The data include the two participants’ essays written before entering full-time teaching and dealing with their goals and ideas related to language teaching as well as four focused in-depth interviews with the two teachers, reflective essays and informal e-mail messages that were collected during their first four years in the profession.
The findings reveal that the participants’ stories display two different experience narratives: a painful and an easy beginning.
Despite the same teacher education programme and the same kind of working environment, these cases represented two clearly different ways of experiencing the induction phase.
One teacher, Taina, experienced her beginning in the profession as very difficult and doubted her ability to continue as a teacher.
She faced a school reality that violently challenged her belief in herself as a subject teacher.
A teacher’s work was composed of factors that she did not connect to her vague understanding of a language teacher.
The work was not primarily constituted of teaching a language but of human interaction.
Therefore, the storytelling process, that she adopts, does not lead to reconstruction of a positive teacher identity, but to development of two separate identities: ideal and forced identity that are in constant conflict.
The victimic stance Taina adopts also severely restricts her agency as a teacher.
Opposed to these experiences, the other teacher Suvi felt that her transition to the profession was much easier with a high level of satisfaction and conviction about her being able to succeed as a teacher.
The ease with which Suvi passed into professional life can be understood from the perspective of her initial teacher identity, which was well suited to the realities of the school and which enabled purposeful agency, continuing professional identity development and orientation from the outset.
This study supports the idea of a violent impact that the induction period can have on teachers’ self-understanding.
Understanding teachers’ induction from the perspective of a possible identity crisis can open up ways of supporting newly qualified teachers in their professional development, both during their teacher studies and during the induction phase.
The author claims that when exploring the two teachers’ initial identities and their different starts in professional life, Suvi’s teacher identity, which was based on educational considerations and a strong preparedness to build a relationship with pupils, was well suited to school realities.

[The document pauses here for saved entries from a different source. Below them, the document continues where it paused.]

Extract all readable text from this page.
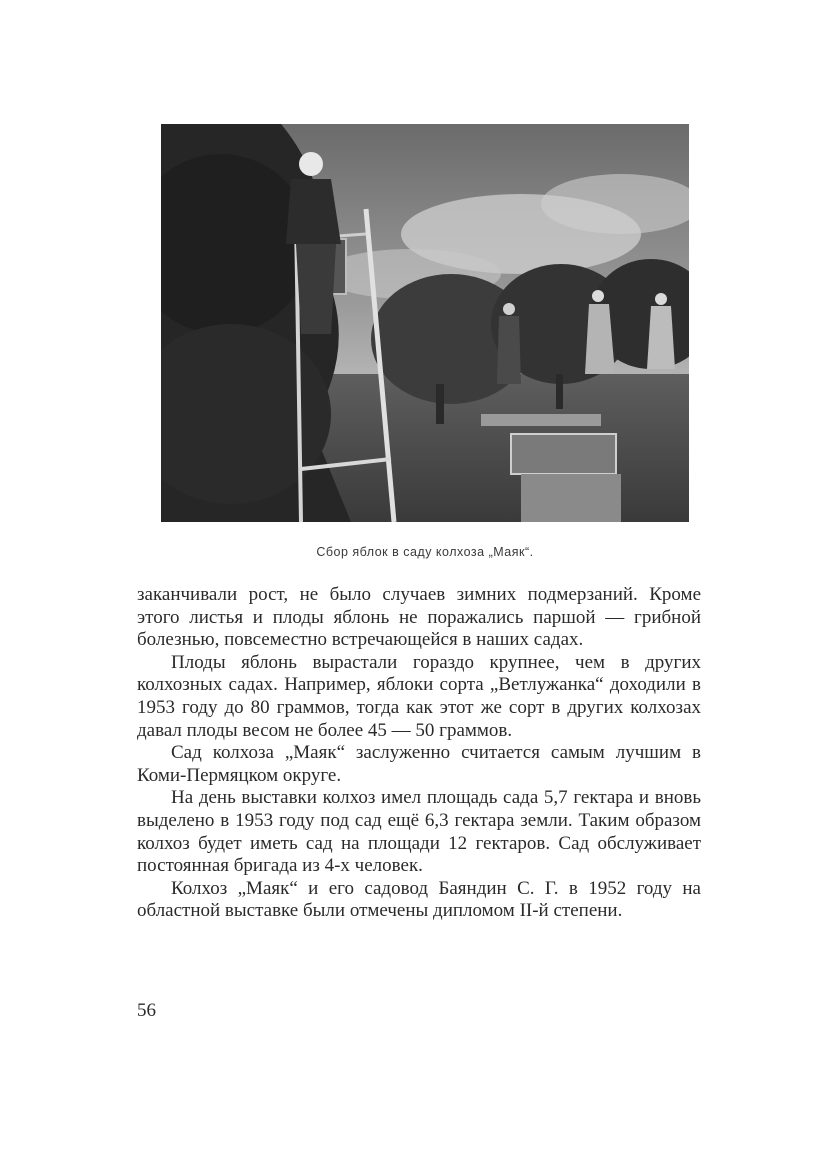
Сбор яблок в саду колхоза „Маяк“.

заканчивали рост, не было случаев зимних подмерзаний. Кроме этого листья и плоды яблонь не поражались паршой — грибной болезнью, повсеместно встречающейся в наших садах.

Плоды яблонь вырастали гораздо крупнее, чем в других колхозных садах. Например, яблоки сорта „Ветлужанка“ доходили в 1953 году до 80 граммов, тогда как этот же сорт в других колхозах давал плоды весом не более 45 — 50 граммов.

Сад колхоза „Маяк“ заслуженно считается самым лучшим в Коми-Пермяцком округе.

На день выставки колхоз имел площадь сада 5,7 гектара и вновь выделено в 1953 году под сад ещё 6,3 гектара земли. Таким образом колхоз будет иметь сад на площади 12 гектаров. Сад обслуживает постоянная бригада из 4-х человек.

Колхоз „Маяк“ и его садовод Баяндин С. Г. в 1952 году на областной выставке были отмечены дипломом II-й степени.

56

On the other hand subject pedagogical considerations connected to self doubt did not sufficiently prepare a teacher for facing the expectations making up school life.
This seems to suggest that educational perspectives and relational skills should be given adequate attention in initial teacher education.
This article shows that teacher induction can pose a severe risk to an uncertain teacher identity.
This is why also support in the induction phase is crucial in enabling newly qualified teachers to develop their professional identity.